Ma di fatto cercare le coperture per l’Iva significherà scoperchiare il pentolone fumante dell’Imu sulla prima casa, che potrebbe costare dai 2 ai tre miliardi. E quindi trovare la quadratura del cerchio sulle coperture. L’ipotesi del ministero del Tesoro di anticipare il pagamento intero di Irpef, Ires e Irap sembra sempre meno fattibile, alla luce delle proteste trasversali. Daniele Capezzone, presidente della commissione Finanze alla Camera, sostiene di avere «tre, quattro, forse cinque soluzioni che non comportano rincari sui contribuenti, e che vanno a incidere effettivamente sugli 800 miliardi della spesa pubblica nazionale, altro che Imu su prima casa e terreni agricoli, che insieme valgono appena sei miliardi, lo 0,75%». Ma le rivelerà solo al governo, su richiesta. Nell’eventualità di un balzello sulle sigarette elettroniche, i produttori oggi scendono in piazza contro «una decisione iniqua che pone un’imposta di consumo del 58,5%, in aggiunta all’Iva al 21%».

Ma, che la tassa diventi realtà o meno, si tratta comunque di rivoli. Il vero banco di prova per risollevare il Paese è l’abbattimento del cuneo fiscale, invocato ieri anche dal presidente di Confindustria Giorgio Squinzi. Su come alleviare l’enorme peso delle tasse sul costo del lavoro (arrivato secondo l’Ocse al 47,6% per un single senza figli) se ne parlerà seriamente in autunno, con la legge di stabilità. È già evidente che «sarà uno sforzo enorme – spiega Carlo Dell’Aringa, sottosegretario al Lavoro – che costerà almeno dieci miliardi. Ma necessario, perché non si può andare avanti senza dare una scossa forte alla domanda aggregata».
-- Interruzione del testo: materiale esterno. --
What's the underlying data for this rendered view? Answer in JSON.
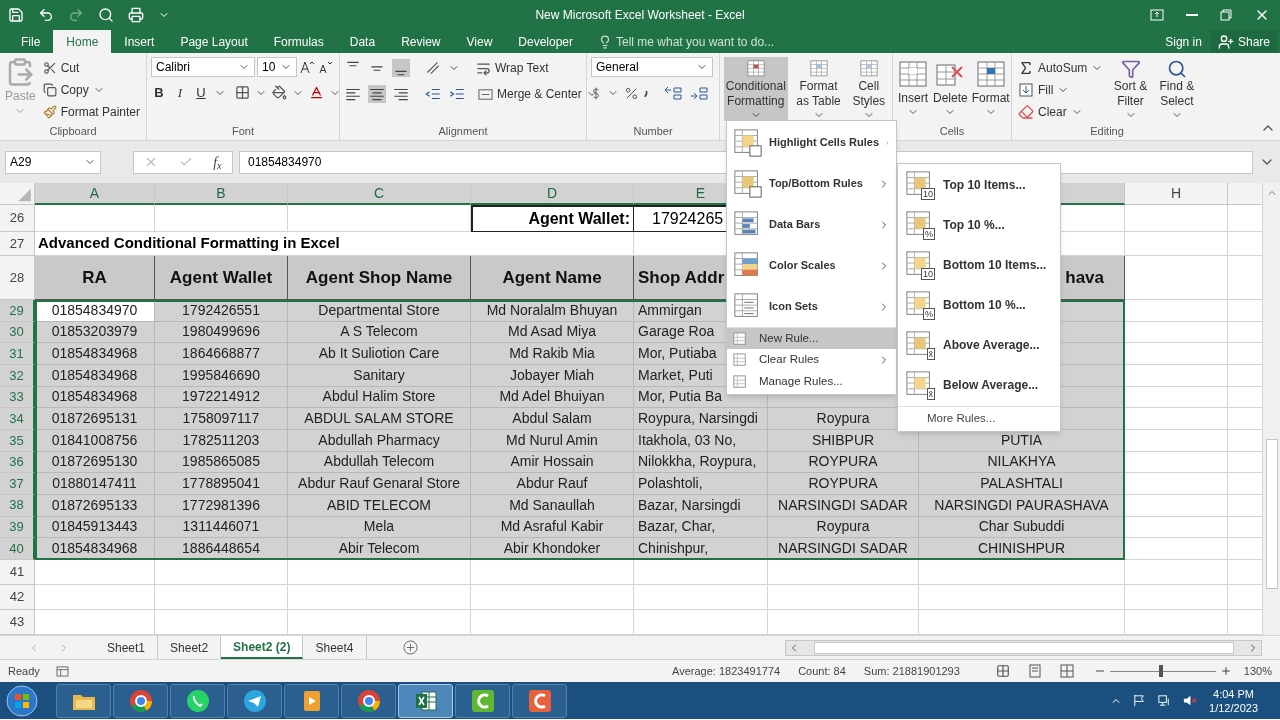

Attualmente le tasse che gravano sulla busta paga sono divise tra contributi sociali (cioè quelli pagati da imprese e lavoratori per la sicurezza sul posto di lavoro, le assicurazioni contro la disoccupazione, e così via), Irpef (a carico dei lavoratori) e Irap, l’imposta regionale sulle attività produttive, che è proporzionale al fatturato e va per il 90% alle regioni per finanziare il fondo sanitario nazionale. Per cominciare ad abbassare di qualche punto la pressione fiscale sul lavoro, il governo sta studiando l’ipotesi di «ridurre le aliquote fiscali dell’Irpef in corrispondenza dei redditi medi dei lavoratori, cioè quelli tra i 25 mila e i 30 mila l’anno», spiega Dell’Aringa, e di agire sull’Irap, che è calcolata attualmente al lordo dei costi per il personale:«Togliendo il costo del lavoro dall’Irap saremmo alleggeriti notevolmente», dice il sottosegretario. Tempi previsti? «I tempi sono imposti dalla crisi che ci morde, non possiamo continuare a finanziare l’inattività, dobbiamo finanziare il lavoro». I soldi si dovrebbero «raccattare» tra spending review, lotta all’evasione, abbassamento dei costi standard, centralizzazione degli acquisti della Pubblica amministrazione, e vendita del patrimonio pubblico: «Va fatto tutto – conclude l’economista – pur di rimettere in moto il Paese».